これらの「決定」について、熊本名誉教授は「権利のない者が勝手に声をあげた無権代理行為にすぎず、権利者(仲卸業者)が追認を拒めば無効です」と指摘した。
【営業権組合で都と交渉へ】
筆者は、都中央卸売市場業務課に、「営業権を持っているのは仲卸業者なので、移転には個々の仲卸業者の同意が必要ではないか」と質した。同課は「民民(仲卸業者同士)の間では、営業権はあるだろうが、都と仲卸業者との関係では、(営業権ではなく)都が仲卸業者に市場の中で業務を行なうことを許可する条例上の行政行為だと考えています」とし、「仲卸業者の同意を得る必要はありません」と答えた。
これに対し、熊本名誉教授は、「許可がなされた時、許可は『利益』にすぎませんが、市場で営業を続ける実態が積み重なっていくうちに次第に利益は権利に成熟します。これを『慣習上の権利』と呼んでいます」と反論。そして、公共事業に伴う財産権の損失補償について定められた「公共用地の取得に伴う損失補償基準要綱」(1962年閣議決定、以下「要綱」)には、公共事業に伴う営業権の侵害について補償すべきことが規定されていると指摘した。
その上で、熊本名誉教授は、「要綱は「財産権は侵してはならない」と規定している憲法29条に関して定められたものですから、『要綱』違反は憲法違反です」と述べた。

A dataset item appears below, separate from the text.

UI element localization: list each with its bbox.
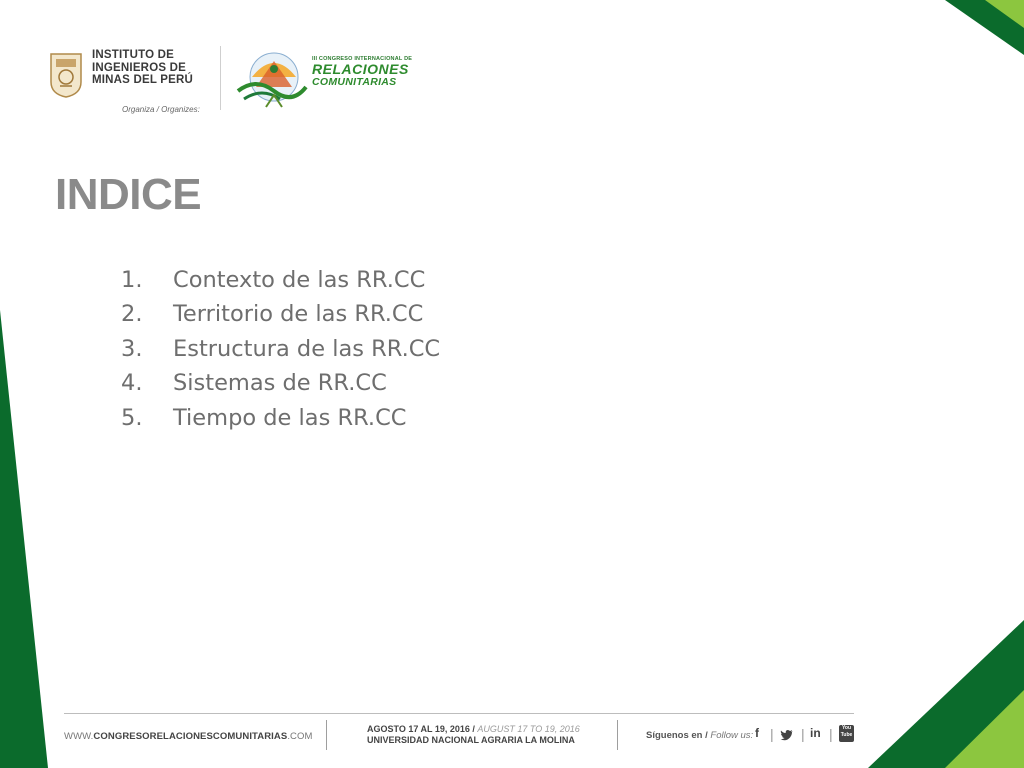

一方、東京中央市場労働組合の中澤誠委員長は6月2日に明治大学で開かれた「希望のまち東京をつくる会」主催の豊洲移転を考える集会の講演で、「今後は(営業権)組合を作り、都と交渉する」方針を打ち出した。同会代表の宇都宮健児弁護士は、仲卸業者の営業権だけでなく、汚染された豊洲市場への移転で食の安全を脅かされる人々の人格権に基づき、広く原告を募り、移転差し止めの訴訟を起こすことも明らかにした。